Halaman ini memberikan ringkasan opsi penyimpanan yang tersedia dalam lingkungan Google Distributed Cloud (GDC) yang terisolasi. Halaman ini menjelaskan block storage dan object storage, termasuk karakteristik dan kasus penggunaannya. Dengan memahami solusi penyimpanan yang berbeda ini, Anda dapat merencanakan dan mengelola penyimpanan data secara efektif untuk aplikasi dan layanan penting Anda dalam deployment GDC dengan air gap.

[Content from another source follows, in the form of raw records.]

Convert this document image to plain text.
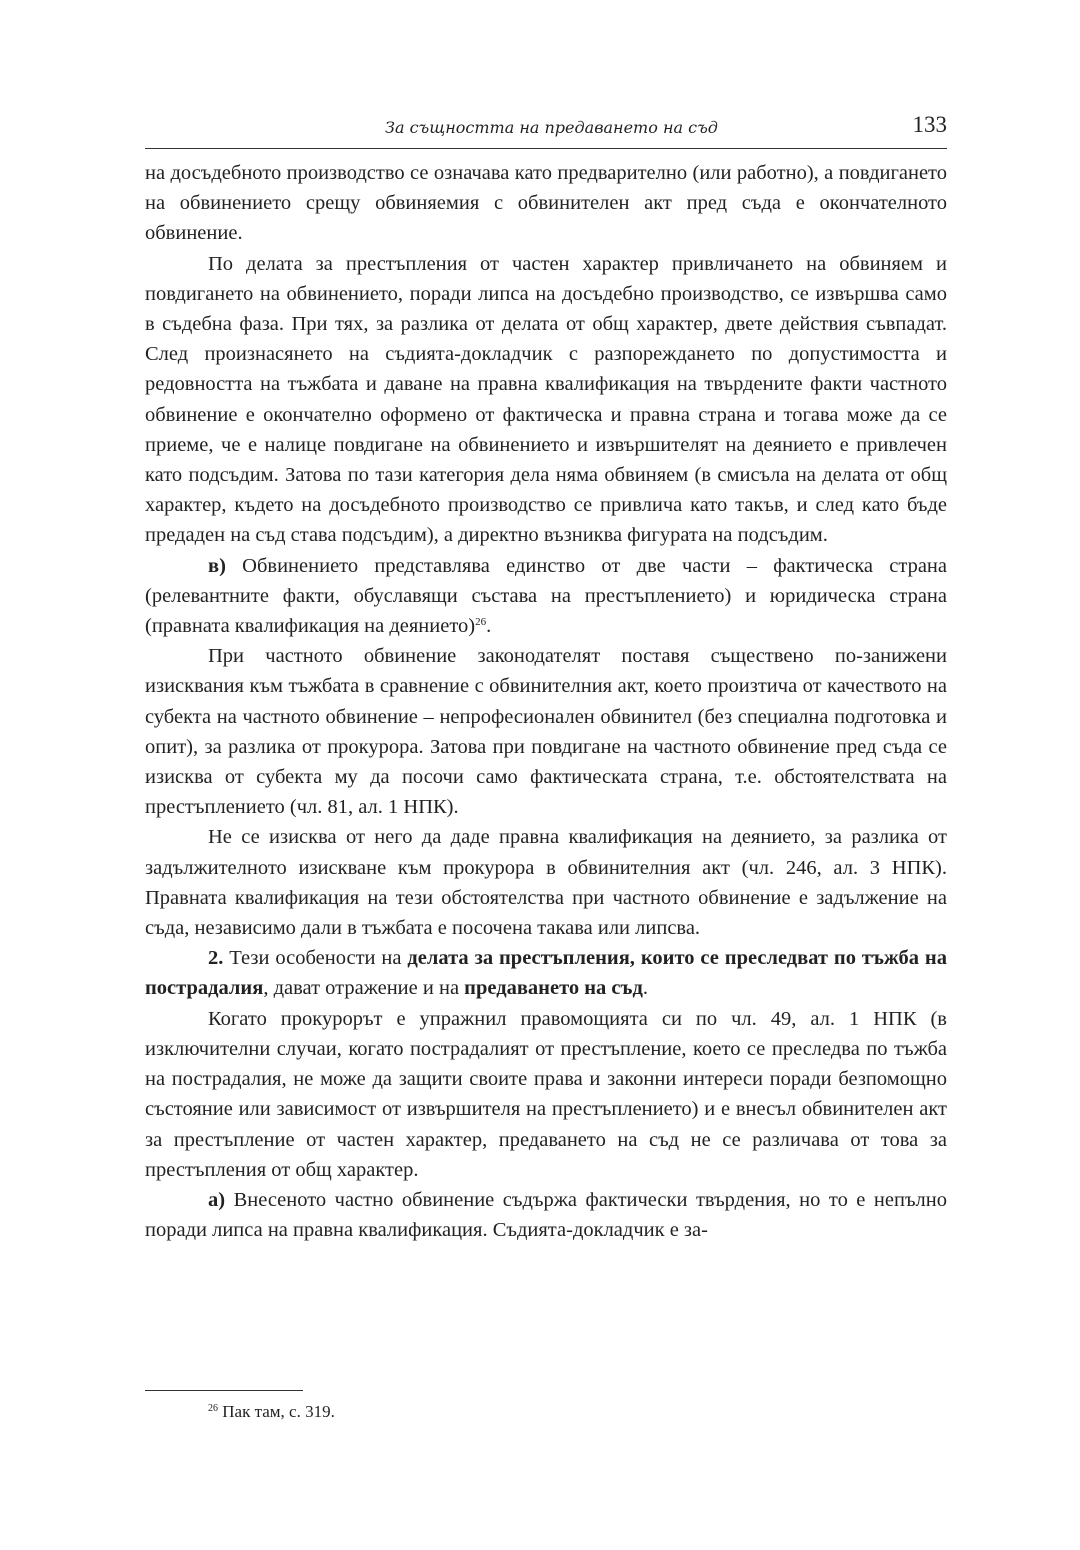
За същността на предаването на съд	133

на досъдебното производство се означава като предварително (или работно), а повдигането на обвинението срещу обвиняемия с обвинителен акт пред съда е окончателното обвинение.

По делата за престъпления от частен характер привличането на обвиняем и повдигането на обвинението, поради липса на досъдебно производство, се извършва само в съдебна фаза. При тях, за разлика от делата от общ характер, двете действия съвпадат. След произнасянето на съдията-докладчик с разпореждането по допустимостта и редовността на тъжбата и даване на правна квалификация на твърдените факти частното обвинение е окончателно оформено от фактическа и правна страна и тогава може да се приеме, че е налице повдигане на обвинението и извършителят на деянието е привлечен като подсъдим. Затова по тази категория дела няма обвиняем (в смисъла на делата от общ характер, където на досъдебното производство се привлича като такъв, и след като бъде предаден на съд става подсъдим), а директно възниква фигурата на подсъдим.

в) Обвинението представлява единство от две части – фактическа страна (релевантните факти, обуславящи състава на престъплението) и юридическа страна (правната квалификация на деянието)$^{26}$.

При частното обвинение законодателят поставя съществено по-занижени изисквания към тъжбата в сравнение с обвинителния акт, което произтича от качеството на субекта на частното обвинение – непрофесионален обвинител (без специална подготовка и опит), за разлика от прокурора. Затова при повдигане на частното обвинение пред съда се изисква от субекта му да посочи само фактическата страна, т.е. обстоятелствата на престъплението (чл. 81, ал. 1 НПК).

Не се изисква от него да даде правна квалификация на деянието, за разлика от задължителното изискване към прокурора в обвинителния акт (чл. 246, ал. 3 НПК). Правната квалификация на тези обстоятелства при частното обвинение е задължение на съда, независимо дали в тъжбата е посочена такава или липсва.

2. Тези особености на делата за престъпления, които се преследват по тъжба на пострадалия, дават отражение и на предаването на съд.

Когато прокурорът е упражнил правомощията си по чл. 49, ал. 1 НПК (в изключителни случаи, когато пострадалият от престъпление, което се преследва по тъжба на пострадалия, не може да защити своите права и законни интереси поради безпомощно състояние или зависимост от извършителя на престъплението) и е внесъл обвинителен акт за престъпление от частен характер, предаването на съд не се различава от това за престъпления от общ характер.

а) Внесеното частно обвинение съдържа фактически твърдения, но то е непълно поради липса на правна квалификация. Съдията-докладчик е за-

$^{26}$ Пак там, с. 319.
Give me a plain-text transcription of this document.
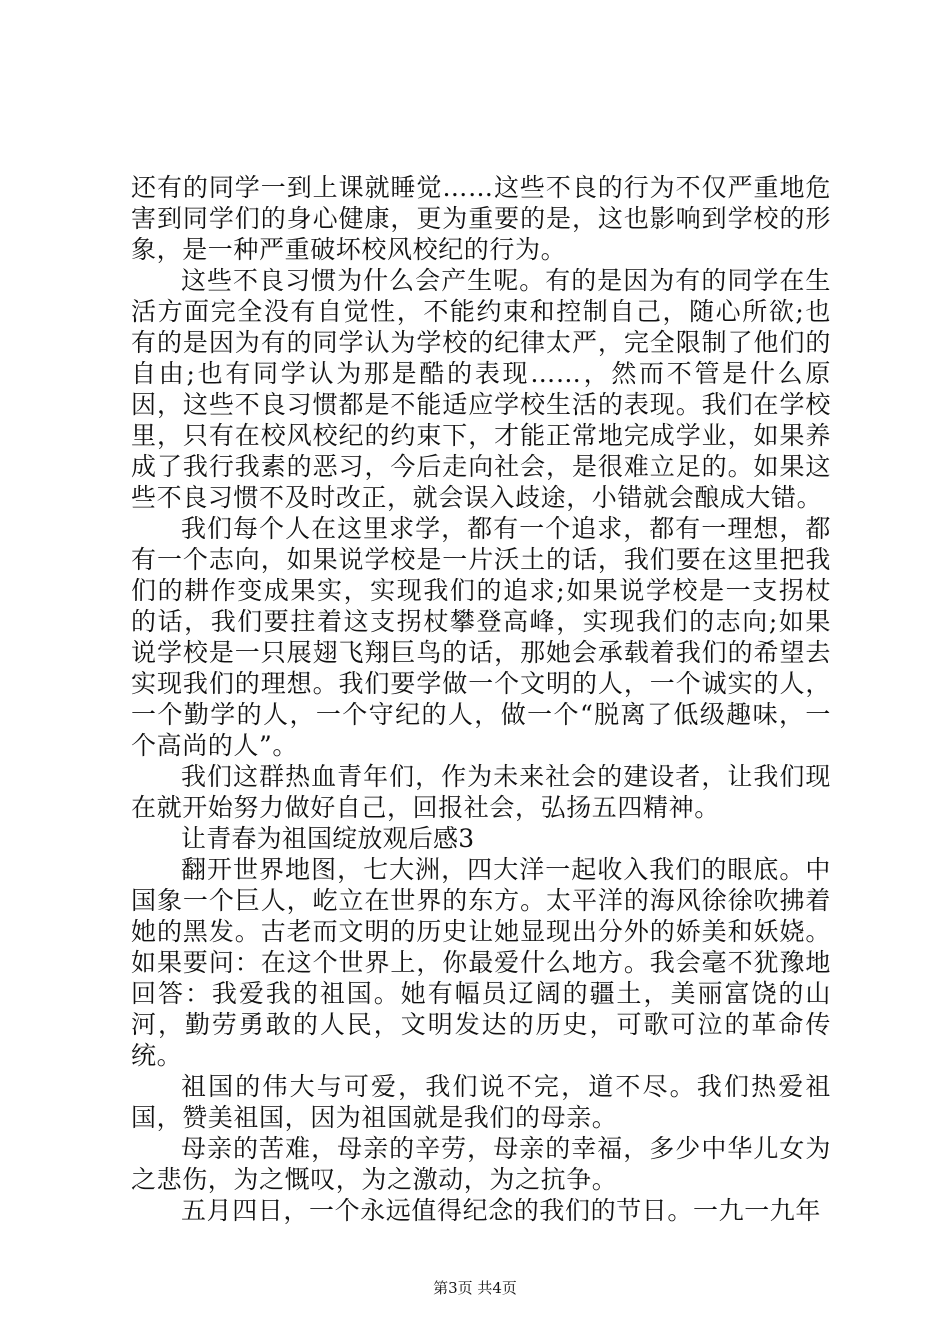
还有的同学一到上课就睡觉……这些不良的行为不仅严重地危害到同学们的身心健康，更为重要的是，这也影响到学校的形象，是一种严重破坏校风校纪的行为。

这些不良习惯为什么会产生呢。有的是因为有的同学在生活方面完全没有自觉性，不能约束和控制自己，随心所欲;也有的是因为有的同学认为学校的纪律太严，完全限制了他们的自由;也有同学认为那是酷的表现……，然而不管是什么原因，这些不良习惯都是不能适应学校生活的表现。我们在学校里，只有在校风校纪的约束下，才能正常地完成学业，如果养成了我行我素的恶习，今后走向社会，是很难立足的。如果这些不良习惯不及时改正，就会误入歧途，小错就会酿成大错。

我们每个人在这里求学，都有一个追求，都有一理想，都有一个志向，如果说学校是一片沃土的话，我们要在这里把我们的耕作变成果实，实现我们的追求;如果说学校是一支拐杖的话，我们要拄着这支拐杖攀登高峰，实现我们的志向;如果说学校是一只展翅飞翔巨鸟的话，那她会承载着我们的希望去实现我们的理想。我们要学做一个文明的人，一个诚实的人，一个勤学的人，一个守纪的人，做一个“脱离了低级趣味，一个高尚的人”。

我们这群热血青年们，作为未来社会的建设者，让我们现在就开始努力做好自己，回报社会，弘扬五四精神。

让青春为祖国绽放观后感3

翻开世界地图，七大洲，四大洋一起收入我们的眼底。中国象一个巨人，屹立在世界的东方。太平洋的海风徐徐吹拂着她的黑发。古老而文明的历史让她显现出分外的娇美和妖娆。如果要问：在这个世界上，你最爱什么地方。我会毫不犹豫地回答：我爱我的祖国。她有幅员辽阔的疆土，美丽富饶的山河，勤劳勇敢的人民，文明发达的历史，可歌可泣的革命传统。

祖国的伟大与可爱，我们说不完，道不尽。我们热爱祖国，赞美祖国，因为祖国就是我们的母亲。

母亲的苦难，母亲的辛劳，母亲的幸福，多少中华儿女为之悲伤，为之慨叹，为之激动，为之抗争。

五月四日，一个永远值得纪念的我们的节日。一九一九年

第3页 共4页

Halaman ini ditujukan untuk audiens seperti administrator IT dalam grup operator infrastruktur atau developer dalam grup operator aplikasi yang bertanggung jawab untuk memilih dan mengelola solusi penyimpanan untuk project organisasi mereka di lingkungan GDC dengan air gap. Untuk mengetahui informasi selengkapnya tentang audiens yang dituju, lihat Audiens untuk dokumentasi GDC dengan air gap.
Block storage
GDC menawarkan block storage berbasis jaringan yang aman, andal, tahan lama, dan latensi rendah yang dapat diakses oleh virtual machine (VM) dan container seperti disk fisik. Block storage terletak terpisah dari VM dan container GDC, dan dapat dipertahankan meskipun VM dan container dihapus. Performa block storage diskalakan secara otomatis dengan ukuran, dan dapat diubah ukurannya untuk memenuhi persyaratan performa dan ruang workload. Block storage GDC menyediakan SKU harga dan performa berikut:
- Block storage seimbang: Block storage solid-state drive (SSD) yang menawarkan performa dan biaya yang seimbang untuk penggunaan umum.
Object storage
Object storage, juga dikenal sebagai penyimpanan berbasis objek, adalah arsitektur penyimpanan data komputer yang dirancang untuk menangani data yang tidak terstruktur dalam jumlah besar. Tidak seperti arsitektur lainnya, arsitektur ini mengelompokkan data sebagai unit berbeda, yang dipaketkan dengan metadata dan ID unik yang dapat digunakan untuk menemukan dan mengakses setiap unit data. Object storage GDC cocok untuk kasus penggunaan seperti situs, video streaming, dan aplikasi seluler. Data harus disimpan selama minimal 30 hari.